CoVeRaP: Cooperative Vehicular Perception through mmWave FMCW Radars
This work addresses the challenge of robust perception in adverse conditions like rain and glare for autonomous vehicles, though it is incremental as it builds on existing radar and fusion methods.
The paper tackles the problem of 3-D object detection using sparse, noisy point clouds from automotive FMCW radars by introducing CoVeRaP, a cooperative dataset and framework that fuses data from multiple vehicles. It shows that middle fusion with intensity encoding increases mean Average Precision by up to 9x at IoU 0.9 compared to single-vehicle baselines.

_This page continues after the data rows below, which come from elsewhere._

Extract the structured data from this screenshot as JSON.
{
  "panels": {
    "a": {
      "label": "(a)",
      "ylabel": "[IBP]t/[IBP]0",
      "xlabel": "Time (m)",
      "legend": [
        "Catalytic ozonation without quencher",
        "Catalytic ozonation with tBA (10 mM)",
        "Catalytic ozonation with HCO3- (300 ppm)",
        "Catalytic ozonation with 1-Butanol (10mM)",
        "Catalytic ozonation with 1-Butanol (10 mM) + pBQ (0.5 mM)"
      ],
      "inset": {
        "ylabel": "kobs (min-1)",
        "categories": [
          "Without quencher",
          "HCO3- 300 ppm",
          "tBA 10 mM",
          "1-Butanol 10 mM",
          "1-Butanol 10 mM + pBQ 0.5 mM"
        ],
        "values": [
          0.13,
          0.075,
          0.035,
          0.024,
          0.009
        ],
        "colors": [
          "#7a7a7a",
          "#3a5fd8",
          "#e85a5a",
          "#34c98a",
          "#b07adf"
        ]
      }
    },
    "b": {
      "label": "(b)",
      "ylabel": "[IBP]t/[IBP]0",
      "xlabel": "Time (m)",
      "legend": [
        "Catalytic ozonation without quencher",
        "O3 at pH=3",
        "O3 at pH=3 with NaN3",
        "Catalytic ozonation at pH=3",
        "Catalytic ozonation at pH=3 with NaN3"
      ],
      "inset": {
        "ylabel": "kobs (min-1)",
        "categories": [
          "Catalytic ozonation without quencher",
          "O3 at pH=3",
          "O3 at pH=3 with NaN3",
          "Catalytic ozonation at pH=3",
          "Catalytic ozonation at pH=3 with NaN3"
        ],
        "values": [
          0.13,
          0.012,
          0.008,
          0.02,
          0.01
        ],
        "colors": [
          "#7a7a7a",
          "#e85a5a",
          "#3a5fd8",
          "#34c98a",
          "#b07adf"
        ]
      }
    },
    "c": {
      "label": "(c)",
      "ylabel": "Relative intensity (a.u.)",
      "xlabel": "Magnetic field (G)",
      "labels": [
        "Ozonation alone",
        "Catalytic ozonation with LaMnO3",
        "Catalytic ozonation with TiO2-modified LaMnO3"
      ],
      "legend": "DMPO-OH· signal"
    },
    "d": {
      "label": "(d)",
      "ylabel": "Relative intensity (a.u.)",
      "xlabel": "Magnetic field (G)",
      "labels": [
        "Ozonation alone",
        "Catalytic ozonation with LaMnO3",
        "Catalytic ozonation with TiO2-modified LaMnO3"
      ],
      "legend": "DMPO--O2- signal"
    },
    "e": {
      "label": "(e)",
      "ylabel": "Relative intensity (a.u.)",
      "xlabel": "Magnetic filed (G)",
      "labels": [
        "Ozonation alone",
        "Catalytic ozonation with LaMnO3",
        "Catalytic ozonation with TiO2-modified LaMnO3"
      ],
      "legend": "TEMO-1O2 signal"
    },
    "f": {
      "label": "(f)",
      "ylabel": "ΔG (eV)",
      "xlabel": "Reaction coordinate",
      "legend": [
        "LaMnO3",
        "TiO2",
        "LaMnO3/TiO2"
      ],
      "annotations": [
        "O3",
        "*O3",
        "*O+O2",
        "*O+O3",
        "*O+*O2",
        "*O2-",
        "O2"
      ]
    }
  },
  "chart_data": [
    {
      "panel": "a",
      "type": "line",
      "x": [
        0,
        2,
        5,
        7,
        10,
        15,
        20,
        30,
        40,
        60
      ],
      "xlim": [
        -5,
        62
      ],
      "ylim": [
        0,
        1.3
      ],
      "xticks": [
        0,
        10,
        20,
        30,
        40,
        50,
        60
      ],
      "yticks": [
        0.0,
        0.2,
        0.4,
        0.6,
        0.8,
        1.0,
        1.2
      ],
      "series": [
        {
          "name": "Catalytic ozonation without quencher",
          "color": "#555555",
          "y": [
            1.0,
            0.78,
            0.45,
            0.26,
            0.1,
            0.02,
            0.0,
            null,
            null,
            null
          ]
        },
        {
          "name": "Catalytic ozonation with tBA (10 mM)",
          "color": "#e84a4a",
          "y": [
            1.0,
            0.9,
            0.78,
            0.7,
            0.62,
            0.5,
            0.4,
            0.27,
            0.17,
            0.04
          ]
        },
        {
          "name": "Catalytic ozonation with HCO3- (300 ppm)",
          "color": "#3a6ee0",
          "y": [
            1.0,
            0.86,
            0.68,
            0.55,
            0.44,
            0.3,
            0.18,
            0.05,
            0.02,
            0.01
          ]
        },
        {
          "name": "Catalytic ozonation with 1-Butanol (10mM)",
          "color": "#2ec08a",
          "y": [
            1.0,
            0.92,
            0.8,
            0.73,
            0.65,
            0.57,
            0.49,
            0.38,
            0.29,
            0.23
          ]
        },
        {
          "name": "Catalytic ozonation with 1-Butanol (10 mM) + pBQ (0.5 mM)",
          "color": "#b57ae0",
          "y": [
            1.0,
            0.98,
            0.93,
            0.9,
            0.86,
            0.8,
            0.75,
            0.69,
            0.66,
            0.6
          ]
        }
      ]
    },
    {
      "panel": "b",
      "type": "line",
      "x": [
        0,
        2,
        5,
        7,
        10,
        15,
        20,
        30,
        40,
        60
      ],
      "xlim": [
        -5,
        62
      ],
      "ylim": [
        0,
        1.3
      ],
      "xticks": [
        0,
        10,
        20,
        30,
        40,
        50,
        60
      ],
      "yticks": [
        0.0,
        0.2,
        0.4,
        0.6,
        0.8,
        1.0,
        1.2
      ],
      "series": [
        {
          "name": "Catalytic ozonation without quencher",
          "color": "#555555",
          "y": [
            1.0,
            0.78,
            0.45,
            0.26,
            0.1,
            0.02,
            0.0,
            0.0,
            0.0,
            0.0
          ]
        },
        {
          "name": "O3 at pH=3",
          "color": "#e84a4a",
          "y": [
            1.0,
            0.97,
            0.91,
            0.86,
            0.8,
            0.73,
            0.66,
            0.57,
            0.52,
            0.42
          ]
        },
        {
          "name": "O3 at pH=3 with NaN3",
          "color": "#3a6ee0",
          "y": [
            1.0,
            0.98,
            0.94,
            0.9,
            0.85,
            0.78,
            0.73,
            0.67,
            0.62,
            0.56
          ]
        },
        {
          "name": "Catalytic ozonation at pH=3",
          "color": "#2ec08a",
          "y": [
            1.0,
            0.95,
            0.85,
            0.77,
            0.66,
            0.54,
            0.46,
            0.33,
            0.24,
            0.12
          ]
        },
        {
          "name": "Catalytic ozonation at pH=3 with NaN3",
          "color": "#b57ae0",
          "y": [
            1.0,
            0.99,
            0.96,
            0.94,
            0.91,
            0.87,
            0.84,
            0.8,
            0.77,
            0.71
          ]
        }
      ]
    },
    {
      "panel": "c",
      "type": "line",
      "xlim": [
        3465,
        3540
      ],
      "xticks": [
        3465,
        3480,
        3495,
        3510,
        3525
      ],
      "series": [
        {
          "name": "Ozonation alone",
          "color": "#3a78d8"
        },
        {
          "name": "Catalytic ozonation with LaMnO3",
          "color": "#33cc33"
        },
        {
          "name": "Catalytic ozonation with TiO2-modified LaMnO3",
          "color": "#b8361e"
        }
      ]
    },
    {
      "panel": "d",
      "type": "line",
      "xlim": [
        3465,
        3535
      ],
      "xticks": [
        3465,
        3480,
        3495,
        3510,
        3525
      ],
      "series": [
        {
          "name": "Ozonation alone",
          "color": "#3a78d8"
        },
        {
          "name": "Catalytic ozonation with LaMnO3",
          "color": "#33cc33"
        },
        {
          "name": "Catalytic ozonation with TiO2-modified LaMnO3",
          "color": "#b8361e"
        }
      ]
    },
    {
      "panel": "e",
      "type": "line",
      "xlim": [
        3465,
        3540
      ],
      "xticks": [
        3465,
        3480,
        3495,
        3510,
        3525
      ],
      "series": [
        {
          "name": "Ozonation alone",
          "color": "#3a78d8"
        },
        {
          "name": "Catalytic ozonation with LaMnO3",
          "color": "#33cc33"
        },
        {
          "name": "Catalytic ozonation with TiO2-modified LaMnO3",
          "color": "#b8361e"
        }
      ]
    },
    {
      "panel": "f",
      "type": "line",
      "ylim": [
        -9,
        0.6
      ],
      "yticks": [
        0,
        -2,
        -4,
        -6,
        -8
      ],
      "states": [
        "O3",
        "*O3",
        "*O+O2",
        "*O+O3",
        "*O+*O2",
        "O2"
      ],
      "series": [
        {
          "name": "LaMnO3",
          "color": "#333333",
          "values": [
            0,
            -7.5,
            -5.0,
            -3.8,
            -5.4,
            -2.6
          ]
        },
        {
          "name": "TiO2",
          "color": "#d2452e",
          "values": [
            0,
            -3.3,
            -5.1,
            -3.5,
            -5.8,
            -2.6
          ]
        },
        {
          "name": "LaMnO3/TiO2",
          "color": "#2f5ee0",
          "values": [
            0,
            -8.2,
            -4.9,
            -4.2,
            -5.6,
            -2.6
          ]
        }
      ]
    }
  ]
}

Automotive FMCW radars remain reliable in rain and glare, yet their sparse, noisy point clouds constrain 3-D object detection. We therefore release CoVeRaP, a 21 k-frame cooperative dataset that time-aligns radar, camera, and GPS streams from multiple vehicles across diverse manoeuvres. Built on this data, we propose a unified cooperative-perception framework with middle- and late-fusion options. Its baseline network employs a multi-branch PointNet-style encoder enhanced with self-attention to fuse spatial, Doppler, and intensity cues into a common latent space, which a decoder converts into 3-D bounding boxes and per-point depth confidence. Experiments show that middle fusion with intensity encoding boosts mean Average Precision by up to 9x at IoU 0.9 and consistently outperforms single-vehicle baselines. CoVeRaP thus establishes the first reproducible benchmark for multi-vehicle FMCW-radar perception and demonstrates that affordable radar sharing markedly improves detection robustness. Dataset and code are publicly available to encourage further research.